Like today. We sit on Shay’s pink Adirondack chairs in the backyard, and I wait for her to get bored and go home.
“It is so hot,” Emily says for about the thirty-sixth time. “Why don’t we go into town? We could get ice cream and go to the library.”
“I don’t think I can handle the excitement,” I reply.
Emily takes a swig of her Orangina. The smell of it makes my stomach turn. It is so hot. I lower my head and rest my cheek on my knees. I turn on the hose nozzle again and let the water wash over my bare toes. If we were really friends, I’d turn it on Emily, too. She’s kicked off her sandals and even her little frosted toenails look sweaty.
“So will you come?” she asks.
I’m smelling orange soda and I feel woozy. “No. It’s too hot.”
“Maybe Diego would drive us.”
I don’t ask Diego for favors. “He’s busy.”
“Why don’t you ask him?”
I think Emily has a secret crush on my cousin. There’s probably some little old lady somewhere on Beewick Island who’s the only one who doesn’t, but I haven’t met her yet.
Maybe Emily is trolling for a new boyfriend. One of the reasons she attached herself to me is because her old friends put her in cold storage. She’d dated Will Stein almost all of last year and dropped her friends like hot fries to spend every minute with him. Not that Emily told me this version, but the truth was pretty obvious. Then when Will broke up with her, they wanted to teach her a lesson, so they didn’t take her back. They would have eventually, but Emily has a thing about rejection and just got frosty instead of wooing them back.
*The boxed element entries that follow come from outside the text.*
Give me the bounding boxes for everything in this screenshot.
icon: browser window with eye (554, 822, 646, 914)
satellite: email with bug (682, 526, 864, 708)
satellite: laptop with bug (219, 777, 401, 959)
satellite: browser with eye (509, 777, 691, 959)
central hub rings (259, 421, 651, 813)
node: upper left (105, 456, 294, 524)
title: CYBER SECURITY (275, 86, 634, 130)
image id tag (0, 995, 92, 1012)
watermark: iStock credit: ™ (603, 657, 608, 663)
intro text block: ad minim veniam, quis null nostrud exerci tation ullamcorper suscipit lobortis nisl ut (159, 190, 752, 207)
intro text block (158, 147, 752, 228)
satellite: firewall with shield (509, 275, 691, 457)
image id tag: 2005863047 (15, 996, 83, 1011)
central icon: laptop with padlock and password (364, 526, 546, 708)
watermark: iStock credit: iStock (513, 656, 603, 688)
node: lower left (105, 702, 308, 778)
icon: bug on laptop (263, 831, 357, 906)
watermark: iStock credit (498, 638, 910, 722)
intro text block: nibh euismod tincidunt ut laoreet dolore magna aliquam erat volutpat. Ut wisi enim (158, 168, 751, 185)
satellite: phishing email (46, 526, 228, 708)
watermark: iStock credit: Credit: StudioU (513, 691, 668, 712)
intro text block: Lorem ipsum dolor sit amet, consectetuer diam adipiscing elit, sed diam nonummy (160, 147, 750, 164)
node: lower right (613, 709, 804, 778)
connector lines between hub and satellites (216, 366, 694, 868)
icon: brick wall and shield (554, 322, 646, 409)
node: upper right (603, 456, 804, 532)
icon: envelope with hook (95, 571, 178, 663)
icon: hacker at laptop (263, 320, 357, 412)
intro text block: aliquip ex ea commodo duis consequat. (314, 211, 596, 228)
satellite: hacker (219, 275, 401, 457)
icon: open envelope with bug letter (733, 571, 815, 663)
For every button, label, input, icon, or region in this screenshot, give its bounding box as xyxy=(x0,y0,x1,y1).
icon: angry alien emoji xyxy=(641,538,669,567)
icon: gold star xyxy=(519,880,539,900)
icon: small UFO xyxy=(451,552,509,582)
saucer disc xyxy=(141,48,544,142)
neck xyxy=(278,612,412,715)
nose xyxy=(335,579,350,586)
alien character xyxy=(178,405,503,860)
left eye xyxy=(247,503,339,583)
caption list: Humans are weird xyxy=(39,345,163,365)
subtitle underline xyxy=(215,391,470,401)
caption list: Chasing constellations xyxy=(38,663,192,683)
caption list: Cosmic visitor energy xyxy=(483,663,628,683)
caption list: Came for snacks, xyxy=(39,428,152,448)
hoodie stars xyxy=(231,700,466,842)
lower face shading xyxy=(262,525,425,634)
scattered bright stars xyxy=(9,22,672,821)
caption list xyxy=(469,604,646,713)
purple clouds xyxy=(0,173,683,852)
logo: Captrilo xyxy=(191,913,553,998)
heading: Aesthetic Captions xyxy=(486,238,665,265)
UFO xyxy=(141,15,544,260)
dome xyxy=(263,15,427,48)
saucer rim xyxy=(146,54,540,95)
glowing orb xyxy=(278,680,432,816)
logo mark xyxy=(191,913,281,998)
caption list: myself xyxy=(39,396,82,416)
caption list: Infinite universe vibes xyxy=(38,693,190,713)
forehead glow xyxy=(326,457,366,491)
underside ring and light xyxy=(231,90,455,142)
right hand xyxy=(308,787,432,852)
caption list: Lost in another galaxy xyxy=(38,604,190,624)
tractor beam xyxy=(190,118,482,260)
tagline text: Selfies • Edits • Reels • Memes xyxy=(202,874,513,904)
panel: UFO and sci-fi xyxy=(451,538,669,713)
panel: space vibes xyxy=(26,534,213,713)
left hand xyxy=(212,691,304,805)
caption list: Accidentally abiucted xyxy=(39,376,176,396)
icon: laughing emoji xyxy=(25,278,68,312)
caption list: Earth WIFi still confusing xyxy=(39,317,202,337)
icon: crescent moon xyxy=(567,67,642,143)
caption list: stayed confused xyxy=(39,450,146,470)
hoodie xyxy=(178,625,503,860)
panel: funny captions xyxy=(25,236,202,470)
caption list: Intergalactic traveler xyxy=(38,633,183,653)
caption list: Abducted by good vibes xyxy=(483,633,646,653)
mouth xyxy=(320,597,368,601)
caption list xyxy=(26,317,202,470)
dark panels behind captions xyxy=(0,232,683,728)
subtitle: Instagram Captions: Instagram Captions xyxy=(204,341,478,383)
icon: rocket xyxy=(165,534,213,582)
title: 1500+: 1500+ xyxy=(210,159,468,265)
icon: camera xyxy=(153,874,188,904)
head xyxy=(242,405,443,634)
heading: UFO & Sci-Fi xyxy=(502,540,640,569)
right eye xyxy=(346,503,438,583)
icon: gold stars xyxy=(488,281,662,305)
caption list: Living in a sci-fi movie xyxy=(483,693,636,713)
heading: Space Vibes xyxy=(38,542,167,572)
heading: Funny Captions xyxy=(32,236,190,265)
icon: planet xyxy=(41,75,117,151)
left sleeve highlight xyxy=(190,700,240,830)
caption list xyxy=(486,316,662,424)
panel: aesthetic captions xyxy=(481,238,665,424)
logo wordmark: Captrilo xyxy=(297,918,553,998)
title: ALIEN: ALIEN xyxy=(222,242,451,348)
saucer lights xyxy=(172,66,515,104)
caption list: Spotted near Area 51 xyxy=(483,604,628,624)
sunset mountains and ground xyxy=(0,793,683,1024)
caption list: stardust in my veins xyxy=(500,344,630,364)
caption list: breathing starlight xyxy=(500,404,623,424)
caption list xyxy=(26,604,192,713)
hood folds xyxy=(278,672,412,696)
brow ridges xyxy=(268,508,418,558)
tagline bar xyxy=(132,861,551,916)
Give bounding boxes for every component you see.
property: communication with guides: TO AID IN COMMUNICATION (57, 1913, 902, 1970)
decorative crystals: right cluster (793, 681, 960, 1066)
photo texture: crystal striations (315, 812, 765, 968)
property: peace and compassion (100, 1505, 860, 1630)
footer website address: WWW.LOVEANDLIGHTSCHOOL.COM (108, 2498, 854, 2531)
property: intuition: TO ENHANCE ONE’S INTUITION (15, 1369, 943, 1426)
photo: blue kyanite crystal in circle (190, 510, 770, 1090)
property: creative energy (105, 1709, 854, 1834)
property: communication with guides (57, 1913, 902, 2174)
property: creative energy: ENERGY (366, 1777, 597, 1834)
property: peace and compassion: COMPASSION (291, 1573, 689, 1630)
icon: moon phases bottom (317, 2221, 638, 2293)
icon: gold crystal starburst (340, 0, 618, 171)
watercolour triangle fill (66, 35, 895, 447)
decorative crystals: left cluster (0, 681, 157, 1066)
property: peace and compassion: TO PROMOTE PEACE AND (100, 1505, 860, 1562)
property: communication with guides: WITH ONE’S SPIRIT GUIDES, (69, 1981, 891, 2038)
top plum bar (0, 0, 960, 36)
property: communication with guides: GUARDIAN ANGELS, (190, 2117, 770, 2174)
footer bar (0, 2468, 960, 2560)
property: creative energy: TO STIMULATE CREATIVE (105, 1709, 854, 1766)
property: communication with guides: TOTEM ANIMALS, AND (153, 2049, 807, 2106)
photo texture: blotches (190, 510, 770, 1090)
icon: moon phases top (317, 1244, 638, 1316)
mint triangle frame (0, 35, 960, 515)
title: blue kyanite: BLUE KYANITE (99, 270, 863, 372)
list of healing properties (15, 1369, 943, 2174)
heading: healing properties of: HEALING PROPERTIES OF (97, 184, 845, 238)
Instead, she hung around me to show them she didn’t care. Somehow, our friendship stuck, despite the fact that there was basically no reason for it to exist.
“Gracie?”
“What?”
“Are you my friend?”
It’s the kind of question I hate. I look up at her, and that’s when something happens. At first, I think it’s just the heat playing tricks on me. It starts with something in the corner of my eye, a shadow that grows on the lawn. My heart starts to speed up, to patter in my chest like a hard rain. Because I know what’s coming.
Suddenly, Emily looks different. Her short blond hair isn’t swept back with clips anymore. It’s matted to her forehead with sweat. The trees and lawn fade behind her, all the greens and blues, and I see her against a white background. I feel fear shimmer off her body in ripples. Then I can hear the sound of breathing in my ears. Only it’s not mine, and it’s not Emily’s. It’s someone else’s.
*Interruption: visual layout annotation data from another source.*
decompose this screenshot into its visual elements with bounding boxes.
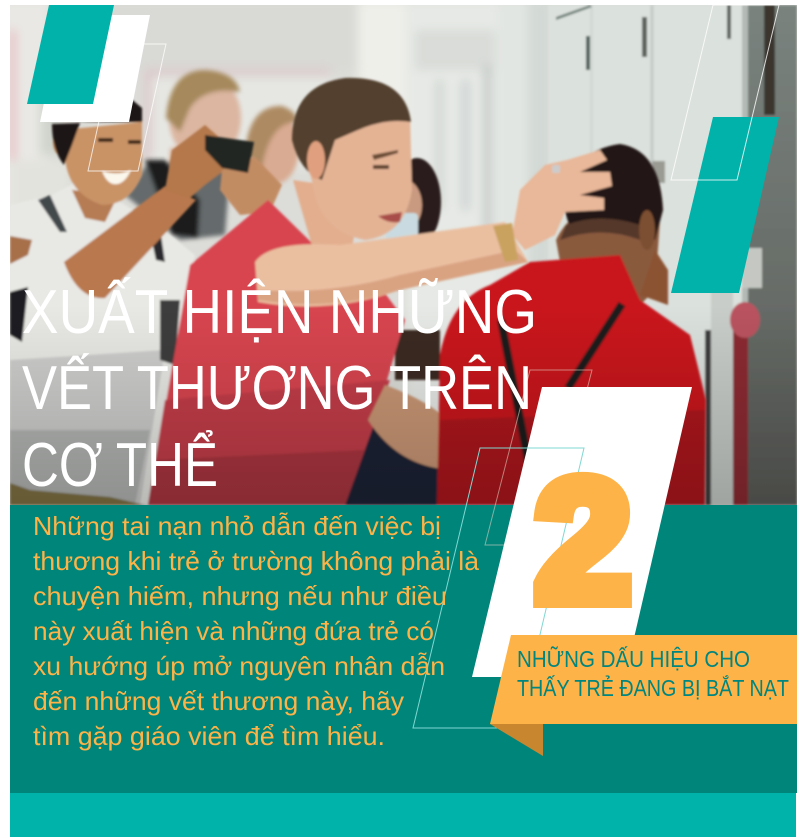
shape: teal parallelogram top left bbox=[27, 5, 114, 104]
outline frame: top left bbox=[88, 44, 166, 171]
body text: thương khi trẻ ở trường không phải là bbox=[33, 546, 480, 576]
background girl bbox=[260, 120, 300, 185]
panel: photo of students bullying a boy at the lockers bbox=[0, 0, 797, 510]
title: XUẤT HIỆN NHỮNG bbox=[22, 278, 537, 347]
main student neck and head bbox=[293, 180, 360, 250]
body text: đến những vết thương này, hãy bbox=[33, 686, 404, 716]
left student head bbox=[72, 190, 118, 222]
outline frame: behind number bbox=[485, 370, 592, 545]
left student arm and hands bbox=[64, 186, 196, 298]
ribbon with subtitle: NHỮNG DẤU HIỆU CHO bbox=[517, 645, 750, 672]
main student raised arm bbox=[255, 222, 528, 306]
body text: này xuất hiện và những đứa trẻ có bbox=[33, 616, 434, 646]
victim shirt bbox=[437, 255, 706, 505]
shape: white parallelogram behind number bbox=[472, 387, 692, 677]
title: VẾT THƯƠNG TRÊN bbox=[22, 354, 532, 423]
victim hair bbox=[560, 144, 663, 240]
ribbon fold bbox=[490, 724, 543, 756]
ribbon with subtitle bbox=[490, 635, 797, 724]
main student hand bbox=[512, 150, 612, 250]
phone bbox=[205, 135, 254, 173]
body text: xu hướng úp mở nguyên nhân dẫn bbox=[33, 651, 445, 681]
body text: Những tai nạn nhỏ dẫn đến việc bị bbox=[33, 511, 441, 541]
body text bbox=[33, 511, 480, 751]
panel: light teal footer band bbox=[10, 793, 796, 837]
backpack straps bbox=[501, 320, 530, 470]
main student lower arm bbox=[366, 384, 440, 470]
panel: dark teal content band bbox=[10, 505, 797, 793]
outline frame: top right bbox=[671, 5, 779, 180]
shape: white parallelogram top left bbox=[40, 15, 150, 122]
title: CƠ THỂ bbox=[22, 431, 218, 500]
shape: teal parallelogram right bbox=[671, 117, 779, 293]
left student shirt bbox=[10, 180, 195, 505]
outline frame: teal bbox=[413, 448, 584, 728]
body text: tìm gặp giáo viên để tìm hiểu. bbox=[33, 721, 385, 751]
body text: chuyện hiếm, nhưng nếu như điều bbox=[33, 581, 447, 611]
far girl behind bbox=[410, 156, 443, 236]
title bbox=[22, 278, 537, 500]
background student with blond hair bbox=[167, 88, 244, 147]
number 2: 2 bbox=[535, 445, 631, 637]
main student red shirt bbox=[165, 200, 406, 402]
victim neck bbox=[556, 208, 660, 305]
Someone is looking at Emily.
She hears the breathing, but she doesn’t look.
She is afraid…
I close my eyes and tell the image to go away. Go away. Go away.
“All right.”
Emily sounds hurt. I must have said the words out loud. When I open my eyes, she is clutching the Orangina bottle between her fingers and biting her lip. The sky is the same whitish blue, and the pine branches still look like they’re drooping in the heat. The clips in her hair are yellow and pink. Shay’s small house hunkers down on the hill, white clapboard and the windows with twelve tiny frames painted green. Everything is exactly the way it was.
Before I can say anything, Emily is walking away. She’s really hurt and angry, but she keeps the empty Orangina bottle in her hand. She doesn’t drop it on the lawn, like I would have done. Emily is a nice person.
I watch her cross the lawn. I should call her back, but I don’t. She vanishes around the corner of the house and I put on my headphones. Within thirty seconds, I’ve forgotten about her.
I’m the last one to see her before she disappears.